Although the exact mechanism of iron deficiency in subjects with B. hominis was not understood, some studies showed invasion of B. hominis in the gastrointestinal tract and subsequent blood loss [8]. In the literature, B. hominis was reported as the possible cause of acute abdomen in children [17]. There is evidence regarding the presence of inflammation when B. hominis is present [18]. Yavasoglu et al. did not find evidence that supported the invasion of mucosa [14].

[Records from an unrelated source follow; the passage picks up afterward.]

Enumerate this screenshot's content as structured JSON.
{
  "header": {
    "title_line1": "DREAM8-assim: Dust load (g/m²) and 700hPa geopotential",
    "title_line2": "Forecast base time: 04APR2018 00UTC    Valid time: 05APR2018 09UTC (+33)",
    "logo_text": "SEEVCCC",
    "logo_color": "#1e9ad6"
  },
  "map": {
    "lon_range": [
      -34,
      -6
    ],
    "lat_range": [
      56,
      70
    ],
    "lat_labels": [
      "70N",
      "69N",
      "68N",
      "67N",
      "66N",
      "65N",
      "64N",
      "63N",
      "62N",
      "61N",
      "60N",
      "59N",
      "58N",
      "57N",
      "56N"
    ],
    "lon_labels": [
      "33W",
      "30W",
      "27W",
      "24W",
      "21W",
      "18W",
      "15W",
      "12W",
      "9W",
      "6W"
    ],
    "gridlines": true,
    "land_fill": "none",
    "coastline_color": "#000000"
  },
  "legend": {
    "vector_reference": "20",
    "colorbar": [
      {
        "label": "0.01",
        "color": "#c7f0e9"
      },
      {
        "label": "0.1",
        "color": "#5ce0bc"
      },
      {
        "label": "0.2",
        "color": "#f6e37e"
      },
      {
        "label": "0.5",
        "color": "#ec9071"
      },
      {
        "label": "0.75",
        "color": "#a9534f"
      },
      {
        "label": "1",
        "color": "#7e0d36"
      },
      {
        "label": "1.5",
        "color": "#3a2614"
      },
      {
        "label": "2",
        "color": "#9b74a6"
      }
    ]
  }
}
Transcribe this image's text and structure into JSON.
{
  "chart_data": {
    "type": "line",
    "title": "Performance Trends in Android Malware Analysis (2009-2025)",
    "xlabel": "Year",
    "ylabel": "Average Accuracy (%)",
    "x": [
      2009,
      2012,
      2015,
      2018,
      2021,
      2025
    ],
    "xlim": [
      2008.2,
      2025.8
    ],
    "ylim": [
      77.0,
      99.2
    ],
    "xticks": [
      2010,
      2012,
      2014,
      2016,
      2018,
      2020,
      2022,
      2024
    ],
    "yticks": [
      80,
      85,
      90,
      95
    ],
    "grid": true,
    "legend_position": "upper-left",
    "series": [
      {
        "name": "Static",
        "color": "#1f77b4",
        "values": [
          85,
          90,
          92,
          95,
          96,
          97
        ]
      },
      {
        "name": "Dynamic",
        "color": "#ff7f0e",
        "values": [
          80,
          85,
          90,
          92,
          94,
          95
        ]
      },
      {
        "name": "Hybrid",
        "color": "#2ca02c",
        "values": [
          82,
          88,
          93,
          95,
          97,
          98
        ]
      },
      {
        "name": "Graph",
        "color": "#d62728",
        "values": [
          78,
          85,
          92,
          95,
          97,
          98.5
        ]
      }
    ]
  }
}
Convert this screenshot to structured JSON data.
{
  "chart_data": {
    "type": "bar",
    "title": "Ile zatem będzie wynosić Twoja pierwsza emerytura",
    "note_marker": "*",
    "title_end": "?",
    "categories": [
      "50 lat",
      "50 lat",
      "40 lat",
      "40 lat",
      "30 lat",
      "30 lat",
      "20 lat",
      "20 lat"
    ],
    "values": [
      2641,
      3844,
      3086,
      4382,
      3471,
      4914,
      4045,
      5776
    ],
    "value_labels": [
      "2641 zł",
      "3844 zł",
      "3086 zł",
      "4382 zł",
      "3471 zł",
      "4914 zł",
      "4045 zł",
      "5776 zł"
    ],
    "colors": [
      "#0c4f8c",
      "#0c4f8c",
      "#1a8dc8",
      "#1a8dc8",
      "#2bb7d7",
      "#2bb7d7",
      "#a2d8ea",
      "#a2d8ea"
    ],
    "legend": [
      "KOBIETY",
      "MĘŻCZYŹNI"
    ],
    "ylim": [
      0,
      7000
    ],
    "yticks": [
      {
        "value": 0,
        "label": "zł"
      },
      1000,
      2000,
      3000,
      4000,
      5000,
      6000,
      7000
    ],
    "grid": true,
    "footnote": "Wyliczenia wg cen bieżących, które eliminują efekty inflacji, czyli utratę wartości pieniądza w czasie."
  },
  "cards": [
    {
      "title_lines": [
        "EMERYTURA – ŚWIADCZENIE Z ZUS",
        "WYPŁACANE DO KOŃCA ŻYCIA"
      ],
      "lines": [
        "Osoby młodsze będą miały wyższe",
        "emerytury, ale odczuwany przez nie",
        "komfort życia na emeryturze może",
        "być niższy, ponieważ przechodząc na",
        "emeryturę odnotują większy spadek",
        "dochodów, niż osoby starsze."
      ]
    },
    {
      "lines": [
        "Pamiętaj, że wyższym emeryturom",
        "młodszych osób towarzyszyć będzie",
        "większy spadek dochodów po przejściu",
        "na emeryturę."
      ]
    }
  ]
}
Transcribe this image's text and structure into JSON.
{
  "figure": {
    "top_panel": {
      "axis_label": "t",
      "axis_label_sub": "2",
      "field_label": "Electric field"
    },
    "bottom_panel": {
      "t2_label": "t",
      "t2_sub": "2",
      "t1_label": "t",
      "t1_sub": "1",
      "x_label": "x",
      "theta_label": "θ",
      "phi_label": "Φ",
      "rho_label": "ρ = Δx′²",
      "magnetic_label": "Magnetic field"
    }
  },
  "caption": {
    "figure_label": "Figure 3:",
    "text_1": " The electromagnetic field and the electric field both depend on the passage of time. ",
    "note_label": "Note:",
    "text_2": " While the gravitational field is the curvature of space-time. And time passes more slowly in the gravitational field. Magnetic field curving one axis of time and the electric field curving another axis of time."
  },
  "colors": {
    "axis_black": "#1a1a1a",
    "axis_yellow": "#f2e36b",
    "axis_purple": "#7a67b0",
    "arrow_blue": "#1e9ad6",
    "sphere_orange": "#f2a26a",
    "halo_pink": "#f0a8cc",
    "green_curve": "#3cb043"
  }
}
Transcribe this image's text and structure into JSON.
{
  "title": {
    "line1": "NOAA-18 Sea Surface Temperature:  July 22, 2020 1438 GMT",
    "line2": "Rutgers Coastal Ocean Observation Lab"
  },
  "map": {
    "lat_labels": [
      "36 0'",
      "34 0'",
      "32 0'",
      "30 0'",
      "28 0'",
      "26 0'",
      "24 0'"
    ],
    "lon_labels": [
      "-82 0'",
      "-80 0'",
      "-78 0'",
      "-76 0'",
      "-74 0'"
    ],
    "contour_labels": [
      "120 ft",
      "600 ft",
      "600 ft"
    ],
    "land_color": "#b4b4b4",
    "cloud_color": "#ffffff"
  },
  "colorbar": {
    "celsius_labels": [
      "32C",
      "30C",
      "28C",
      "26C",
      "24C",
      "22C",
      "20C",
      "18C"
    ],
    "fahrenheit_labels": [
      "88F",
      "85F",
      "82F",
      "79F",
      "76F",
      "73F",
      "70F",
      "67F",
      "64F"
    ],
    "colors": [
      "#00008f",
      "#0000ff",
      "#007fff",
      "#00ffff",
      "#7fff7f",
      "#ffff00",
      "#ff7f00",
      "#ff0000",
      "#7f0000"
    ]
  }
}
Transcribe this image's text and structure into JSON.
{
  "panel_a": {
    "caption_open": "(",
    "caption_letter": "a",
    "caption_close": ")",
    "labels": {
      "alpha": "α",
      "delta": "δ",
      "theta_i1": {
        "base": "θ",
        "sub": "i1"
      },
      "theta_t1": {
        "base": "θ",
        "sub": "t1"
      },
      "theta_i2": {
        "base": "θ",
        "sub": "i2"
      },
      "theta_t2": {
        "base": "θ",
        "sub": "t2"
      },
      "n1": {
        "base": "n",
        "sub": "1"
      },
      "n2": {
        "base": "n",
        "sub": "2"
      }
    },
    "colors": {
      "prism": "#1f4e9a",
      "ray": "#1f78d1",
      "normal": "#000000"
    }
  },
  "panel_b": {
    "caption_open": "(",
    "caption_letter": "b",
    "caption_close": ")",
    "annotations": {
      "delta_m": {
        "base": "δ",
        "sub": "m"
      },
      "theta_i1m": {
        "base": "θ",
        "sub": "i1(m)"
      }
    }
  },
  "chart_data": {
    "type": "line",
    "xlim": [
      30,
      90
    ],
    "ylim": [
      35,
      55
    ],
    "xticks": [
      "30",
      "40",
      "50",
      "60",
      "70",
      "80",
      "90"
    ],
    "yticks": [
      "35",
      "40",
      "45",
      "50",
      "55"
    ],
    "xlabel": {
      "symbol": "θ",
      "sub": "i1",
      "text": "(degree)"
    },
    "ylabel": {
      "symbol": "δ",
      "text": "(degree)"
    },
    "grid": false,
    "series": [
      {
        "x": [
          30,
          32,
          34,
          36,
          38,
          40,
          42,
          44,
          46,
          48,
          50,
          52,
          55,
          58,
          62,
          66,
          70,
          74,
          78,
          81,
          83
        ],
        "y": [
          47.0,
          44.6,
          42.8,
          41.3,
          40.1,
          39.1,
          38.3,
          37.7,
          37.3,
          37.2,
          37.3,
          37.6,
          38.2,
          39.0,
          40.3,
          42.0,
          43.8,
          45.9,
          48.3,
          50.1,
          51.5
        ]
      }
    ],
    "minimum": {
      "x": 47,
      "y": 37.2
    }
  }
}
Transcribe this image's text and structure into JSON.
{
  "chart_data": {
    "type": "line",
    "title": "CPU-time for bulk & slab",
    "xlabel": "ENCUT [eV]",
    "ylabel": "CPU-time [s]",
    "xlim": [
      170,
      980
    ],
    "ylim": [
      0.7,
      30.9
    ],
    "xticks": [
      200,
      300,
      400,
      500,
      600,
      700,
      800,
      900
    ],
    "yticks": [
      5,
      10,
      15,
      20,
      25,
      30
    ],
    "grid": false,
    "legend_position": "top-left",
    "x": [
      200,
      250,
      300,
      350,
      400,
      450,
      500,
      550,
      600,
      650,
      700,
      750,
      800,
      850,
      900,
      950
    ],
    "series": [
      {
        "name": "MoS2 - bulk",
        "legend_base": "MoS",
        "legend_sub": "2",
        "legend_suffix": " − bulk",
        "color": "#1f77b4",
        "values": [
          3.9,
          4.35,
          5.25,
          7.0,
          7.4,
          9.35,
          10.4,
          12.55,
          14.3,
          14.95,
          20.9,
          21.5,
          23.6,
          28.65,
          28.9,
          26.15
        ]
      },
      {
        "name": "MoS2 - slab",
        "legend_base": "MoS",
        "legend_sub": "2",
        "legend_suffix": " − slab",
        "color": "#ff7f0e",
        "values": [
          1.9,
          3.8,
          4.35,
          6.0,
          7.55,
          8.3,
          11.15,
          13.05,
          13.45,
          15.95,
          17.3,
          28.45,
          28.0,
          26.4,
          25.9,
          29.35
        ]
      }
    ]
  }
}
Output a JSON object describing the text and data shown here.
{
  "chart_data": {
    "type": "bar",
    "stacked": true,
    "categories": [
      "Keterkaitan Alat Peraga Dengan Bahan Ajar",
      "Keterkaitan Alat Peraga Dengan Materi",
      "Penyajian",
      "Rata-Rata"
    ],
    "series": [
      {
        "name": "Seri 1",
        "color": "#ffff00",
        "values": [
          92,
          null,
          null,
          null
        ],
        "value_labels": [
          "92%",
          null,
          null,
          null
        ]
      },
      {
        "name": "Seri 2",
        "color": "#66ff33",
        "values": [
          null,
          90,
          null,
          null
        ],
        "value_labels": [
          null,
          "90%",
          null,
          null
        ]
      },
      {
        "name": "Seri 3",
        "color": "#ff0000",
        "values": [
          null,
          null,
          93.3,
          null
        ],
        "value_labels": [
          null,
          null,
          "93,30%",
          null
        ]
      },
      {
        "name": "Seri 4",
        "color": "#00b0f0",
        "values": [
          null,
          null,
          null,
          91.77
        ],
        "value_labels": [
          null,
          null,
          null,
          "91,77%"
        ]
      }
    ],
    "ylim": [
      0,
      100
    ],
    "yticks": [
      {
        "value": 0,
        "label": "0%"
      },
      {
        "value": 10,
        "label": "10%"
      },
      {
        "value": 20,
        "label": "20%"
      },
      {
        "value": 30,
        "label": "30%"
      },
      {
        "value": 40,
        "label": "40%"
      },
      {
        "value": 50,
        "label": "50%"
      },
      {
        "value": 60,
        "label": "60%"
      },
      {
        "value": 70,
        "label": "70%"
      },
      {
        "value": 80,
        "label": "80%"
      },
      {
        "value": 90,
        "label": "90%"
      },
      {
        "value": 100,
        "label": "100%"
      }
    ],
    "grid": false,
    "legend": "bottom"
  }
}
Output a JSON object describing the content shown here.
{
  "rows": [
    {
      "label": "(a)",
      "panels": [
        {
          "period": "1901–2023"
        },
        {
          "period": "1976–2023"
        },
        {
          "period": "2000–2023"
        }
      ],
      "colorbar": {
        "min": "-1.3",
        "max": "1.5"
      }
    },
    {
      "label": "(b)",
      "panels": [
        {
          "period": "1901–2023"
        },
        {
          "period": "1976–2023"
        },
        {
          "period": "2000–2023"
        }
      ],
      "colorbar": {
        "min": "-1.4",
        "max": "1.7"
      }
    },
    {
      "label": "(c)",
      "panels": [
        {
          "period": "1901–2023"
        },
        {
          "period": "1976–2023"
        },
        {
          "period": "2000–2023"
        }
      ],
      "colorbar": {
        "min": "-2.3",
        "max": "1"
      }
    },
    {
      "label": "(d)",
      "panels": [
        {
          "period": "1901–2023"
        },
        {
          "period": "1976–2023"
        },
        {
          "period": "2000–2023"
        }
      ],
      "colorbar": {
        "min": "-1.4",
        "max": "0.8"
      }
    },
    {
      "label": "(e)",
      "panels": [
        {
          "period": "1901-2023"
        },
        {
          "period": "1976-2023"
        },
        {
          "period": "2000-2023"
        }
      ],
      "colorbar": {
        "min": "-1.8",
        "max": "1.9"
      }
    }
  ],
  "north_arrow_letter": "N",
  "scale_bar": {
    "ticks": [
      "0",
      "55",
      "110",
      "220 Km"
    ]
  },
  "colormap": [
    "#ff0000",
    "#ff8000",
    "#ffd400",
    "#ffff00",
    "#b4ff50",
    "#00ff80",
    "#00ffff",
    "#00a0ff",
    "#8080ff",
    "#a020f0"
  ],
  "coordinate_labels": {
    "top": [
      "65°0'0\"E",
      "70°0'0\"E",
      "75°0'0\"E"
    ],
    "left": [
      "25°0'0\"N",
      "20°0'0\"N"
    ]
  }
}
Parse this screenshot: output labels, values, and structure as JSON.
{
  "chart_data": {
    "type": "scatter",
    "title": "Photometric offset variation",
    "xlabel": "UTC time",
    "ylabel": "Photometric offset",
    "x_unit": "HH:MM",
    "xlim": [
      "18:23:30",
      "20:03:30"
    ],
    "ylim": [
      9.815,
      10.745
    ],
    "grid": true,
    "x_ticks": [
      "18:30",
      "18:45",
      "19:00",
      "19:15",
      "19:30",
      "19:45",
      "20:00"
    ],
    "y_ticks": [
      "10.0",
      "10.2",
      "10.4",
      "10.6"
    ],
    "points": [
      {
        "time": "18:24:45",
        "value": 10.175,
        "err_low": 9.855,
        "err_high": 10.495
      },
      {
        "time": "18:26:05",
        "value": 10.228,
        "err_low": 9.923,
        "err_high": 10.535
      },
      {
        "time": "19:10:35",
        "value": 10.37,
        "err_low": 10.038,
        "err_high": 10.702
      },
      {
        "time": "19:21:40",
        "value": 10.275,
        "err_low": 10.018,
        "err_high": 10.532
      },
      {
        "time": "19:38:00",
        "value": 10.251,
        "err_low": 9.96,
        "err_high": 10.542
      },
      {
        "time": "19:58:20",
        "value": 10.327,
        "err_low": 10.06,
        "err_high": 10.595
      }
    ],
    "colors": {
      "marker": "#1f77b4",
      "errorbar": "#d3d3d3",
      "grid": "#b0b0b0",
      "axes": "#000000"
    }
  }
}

Another mechanism that may lead to the development of anaemia in blastocystis is that infected subjects may return to the molecular structure of B. hominis. Stenzel et al. showed that in the endocytic pathway of B. hominis cationic ferritin is essential [19].

Although there have been several published studies regarding B. hominis infection, there are few publications on its association with haematological indices.

Limitations – the method of this study was retrospective, and this is the main limitation.

Conclusions

Blastocystis hominis is a possible factor in haematological abnormalities. Another cohort study on a healthy population is recommended for determination of the cause and effect relationship.